Some Montana- and Colorado-based smelters had been roasting their extremely pyritic ores prior to smelting. Austin, who was one of the organizers of the Tolston works, eliminated the roasting step and smelted using just a blast furnace. Because he lacked consistent ore samples and was hampered by defective apparatus and insufficient capital, Austin could not run his tests smoothly and systematically. Consequently, there were many gaps in his data acquisition.

Patchy as they were, Austin’s results were encouraging. Operations at Montana and Idaho established that his process had merit. However, the Boulder Valley ore was too siliceous to flux properly, causing the furnace to remain mostly idle. Nonetheless, the results were good enough for Austin to patent his process and begin selling it to other smeltermen.

Robert Sticht, who himself made notable contributions to pyrite smelting, followed Austin’s work with a critical eye. In his 1895 review,6 Sticht argued that Austin’s results called for much more rigorous inquiry. Austin, in his haste to bring the process to market, had been negligent on several counts. There were very few analyses; dust losses were not properly quantified, sampled or assayed; and overall production balances and yields were impossible to complete. Sticht felt “some professional hesitancy about giving publicity to [such] results.”

Sticht’s critique displays the methodical analysis that characterized the new generation of metallurgists who were struggling to bring order to the world of muscular metallurgy. In addition to lax reporting, Sticht indicted Austin for using imperfect equipment, performing short-duration tests, treating small amounts of ore and not pushing the furnaces to their full capacity. He also criticized the lack of technical skill and the neglect of chemistry.

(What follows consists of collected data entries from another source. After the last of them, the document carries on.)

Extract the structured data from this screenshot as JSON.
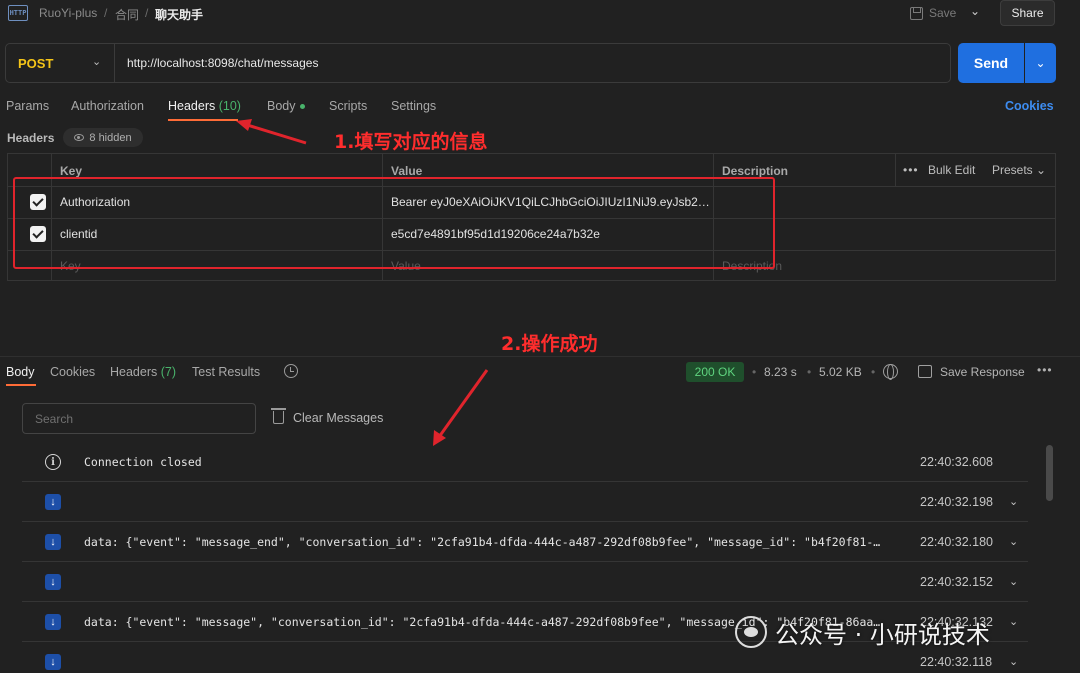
{
  "topbar": {
    "breadcrumbs": [
      "RuoYi-plus",
      "合同",
      "聊天助手"
    ],
    "separator": "/",
    "save_label": "Save",
    "share_label": "Share",
    "http_icon": "HTTP"
  },
  "request": {
    "method": "POST",
    "url": "http://localhost:8098/chat/messages",
    "send_label": "Send"
  },
  "request_tabs": {
    "params": "Params",
    "authorization": "Authorization",
    "headers": "Headers",
    "headers_count": "(10)",
    "body": "Body",
    "scripts": "Scripts",
    "settings": "Settings",
    "cookies": "Cookies"
  },
  "headers_section": {
    "title": "Headers",
    "hidden": "8 hidden",
    "columns": {
      "key": "Key",
      "value": "Value",
      "description": "Description"
    },
    "bulk_edit": "Bulk Edit",
    "presets": "Presets",
    "rows": [
      {
        "key": "Authorization",
        "value": "Bearer eyJ0eXAiOiJKV1QiLCJhbGciOiJIUzI1NiJ9.eyJsb2…",
        "checked": true
      },
      {
        "key": "clientid",
        "value": "e5cd7e4891bf95d1d19206ce24a7b32e",
        "checked": true
      }
    ],
    "placeholders": {
      "key": "Key",
      "value": "Value",
      "description": "Description"
    }
  },
  "annotations": {
    "note1": "1.填写对应的信息",
    "note2": "2.操作成功"
  },
  "response": {
    "tabs": {
      "body": "Body",
      "cookies": "Cookies",
      "headers": "Headers",
      "headers_count": "(7)",
      "test_results": "Test Results"
    },
    "status": "200 OK",
    "time": "8.23 s",
    "size": "5.02 KB",
    "save_response": "Save Response",
    "search_placeholder": "Search",
    "clear_messages": "Clear Messages",
    "messages": [
      {
        "type": "info",
        "text": "Connection closed",
        "time": "22:40:32.608",
        "expandable": false
      },
      {
        "type": "down",
        "text": "",
        "time": "22:40:32.198",
        "expandable": true
      },
      {
        "type": "down",
        "text": "data: {\"event\": \"message_end\", \"conversation_id\": \"2cfa91b4-dfda-444c-a487-292df08b9fee\", \"message_id\": \"b4f20f81-…",
        "time": "22:40:32.180",
        "expandable": true
      },
      {
        "type": "down",
        "text": "",
        "time": "22:40:32.152",
        "expandable": true
      },
      {
        "type": "down",
        "text": "data: {\"event\": \"message\", \"conversation_id\": \"2cfa91b4-dfda-444c-a487-292df08b9fee\", \"message_id\": \"b4f20f81-86aa…",
        "time": "22:40:32.132",
        "expandable": true
      },
      {
        "type": "down",
        "text": "",
        "time": "22:40:32.118",
        "expandable": true
      }
    ]
  },
  "watermark": "公众号 · 小研说技术",
  "colors": {
    "accent_blue": "#1f6fe0",
    "method_yellow": "#f5c518",
    "success_green": "#49b36b",
    "annotation_red": "#e0242c",
    "tab_underline": "#ff6c37"
  }
}
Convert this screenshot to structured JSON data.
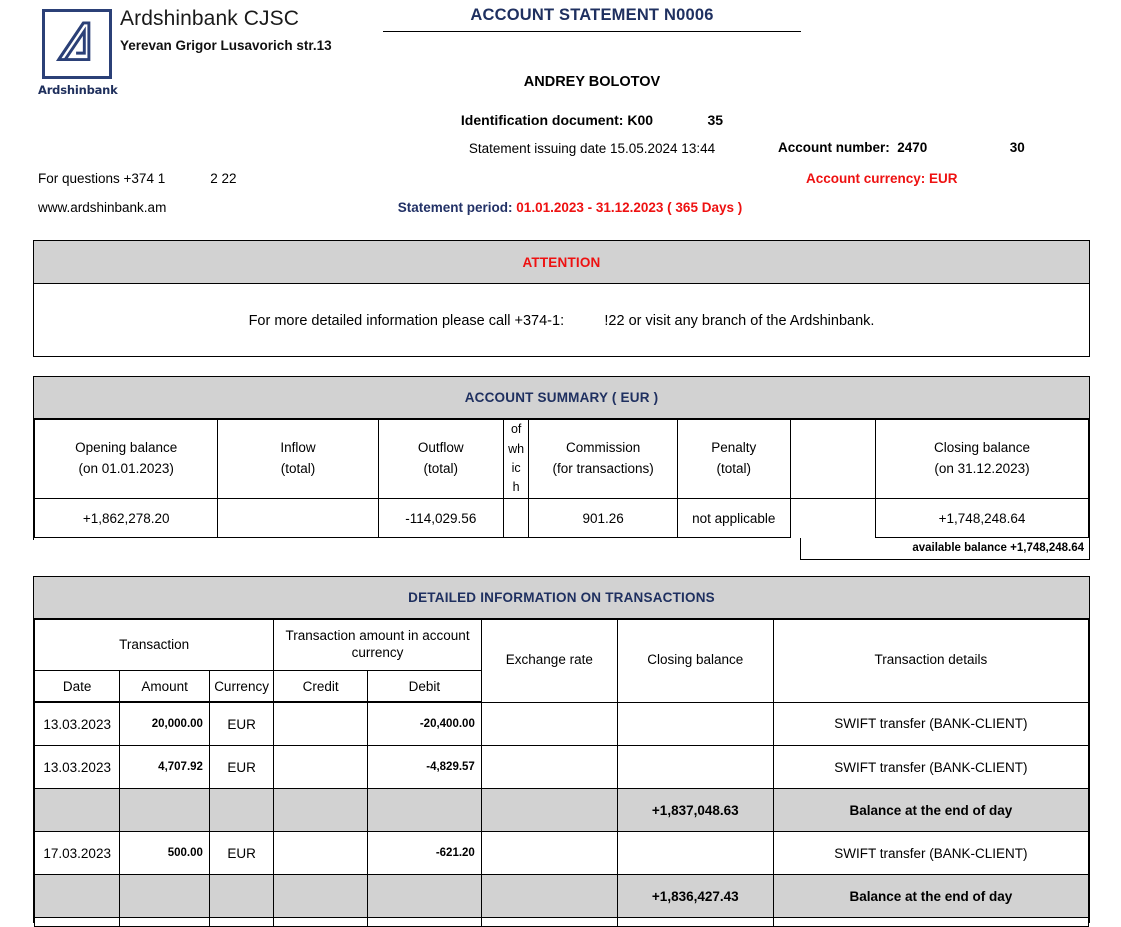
{
  "header": {
    "bank_name": "Ardshinbank CJSC",
    "bank_address": "Yerevan Grigor Lusavorich str.13",
    "logo_wordmark": "Ardshinbank",
    "document_title": "ACCOUNT STATEMENT N0006",
    "customer_name": "ANDREY BOLOTOV",
    "identification_document": "Identification document: K00              35",
    "issuing_date": "Statement issuing date 15.05.2024 13:44",
    "account_number": "Account number:  2470                      30",
    "account_currency": "Account currency: EUR",
    "for_questions": "For questions +374 1            2 22",
    "website": "www.ardshinbank.am",
    "statement_period_label": "Statement period: ",
    "statement_period_value": "01.01.2023 - 31.12.2023 ( 365 Days )"
  },
  "attention": {
    "title": "ATTENTION",
    "body": "For more detailed information please call +374-1:          !22 or visit any branch of the Ardshinbank."
  },
  "summary": {
    "title": "ACCOUNT SUMMARY ( EUR )",
    "headers": [
      "Opening balance\n(on 01.01.2023)",
      "Inflow\n(total)",
      "Outflow\n(total)",
      "of\nwhic\nh",
      "Commission\n(for transactions)",
      "Penalty\n(total)",
      "",
      "Closing balance\n(on 31.12.2023)"
    ],
    "values": [
      "+1,862,278.20",
      "",
      "-114,029.56",
      "",
      "901.26",
      "not applicable",
      "",
      "+1,748,248.64"
    ],
    "available_balance": "available balance +1,748,248.64"
  },
  "transactions": {
    "title": "DETAILED INFORMATION ON TRANSACTIONS",
    "group_headers": {
      "transaction": "Transaction",
      "amount_in_account_currency": "Transaction amount in account currency",
      "exchange_rate": "Exchange rate",
      "closing_balance": "Closing balance",
      "details": "Transaction details"
    },
    "sub_headers": {
      "date": "Date",
      "amount": "Amount",
      "currency": "Currency",
      "credit": "Credit",
      "debit": "Debit"
    },
    "rows": [
      {
        "shaded": false,
        "date": "13.03.2023",
        "amount": "20,000.00",
        "currency": "EUR",
        "credit": "",
        "debit": "-20,400.00",
        "rate": "",
        "balance": "",
        "details": "SWIFT transfer (BANK-CLIENT)"
      },
      {
        "shaded": false,
        "date": "13.03.2023",
        "amount": "4,707.92",
        "currency": "EUR",
        "credit": "",
        "debit": "-4,829.57",
        "rate": "",
        "balance": "",
        "details": "SWIFT transfer (BANK-CLIENT)"
      },
      {
        "shaded": true,
        "date": "",
        "amount": "",
        "currency": "",
        "credit": "",
        "debit": "",
        "rate": "",
        "balance": "+1,837,048.63",
        "details": "Balance at the end of day"
      },
      {
        "shaded": false,
        "date": "17.03.2023",
        "amount": "500.00",
        "currency": "EUR",
        "credit": "",
        "debit": "-621.20",
        "rate": "",
        "balance": "",
        "details": "SWIFT transfer (BANK-CLIENT)"
      },
      {
        "shaded": true,
        "date": "",
        "amount": "",
        "currency": "",
        "credit": "",
        "debit": "",
        "rate": "",
        "balance": "+1,836,427.43",
        "details": "Balance at the end of day"
      }
    ]
  },
  "colors": {
    "brand_navy": "#1f3060",
    "alert_red": "#ee1111",
    "band_gray": "#d2d2d2"
  }
}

Despite the flaws in its early development, pyrite smelting was quick to catch on because its benefits were very obvious. With many adopting and refining it early on, pyrite smelting technology developed and was accepted quite rapidly.

Despite setting Austin and many others in motion, Hollway’s work set was a failure. It did, however, contribute to two major developments — pneumatic converting and pyrite smelting. Douglas referred to Hollway’s tests as the most thoroughly reported failure ever published.7

Books and articles from this period often feature better fundamental descriptions of process than much modern scientific literature. They can greatly assist us in learning about how processes work and help metallurgists troubleshoot operating problems.

Finally, we must bear in mind that Sticht’s criticisms are as relevant today as they were over a century ago. All too often, the wrong equipment is used, data collection and evaluation are abbreviated or incomplete, units are not pushed sufficiently hard, and operations are too short-lived to unearth limits and potential problems.


Larry Southwick is a registered engineer consulting in technology development. This article is based on a presentation delivered at the August 2009 COM conference in Sudbury, Ontario.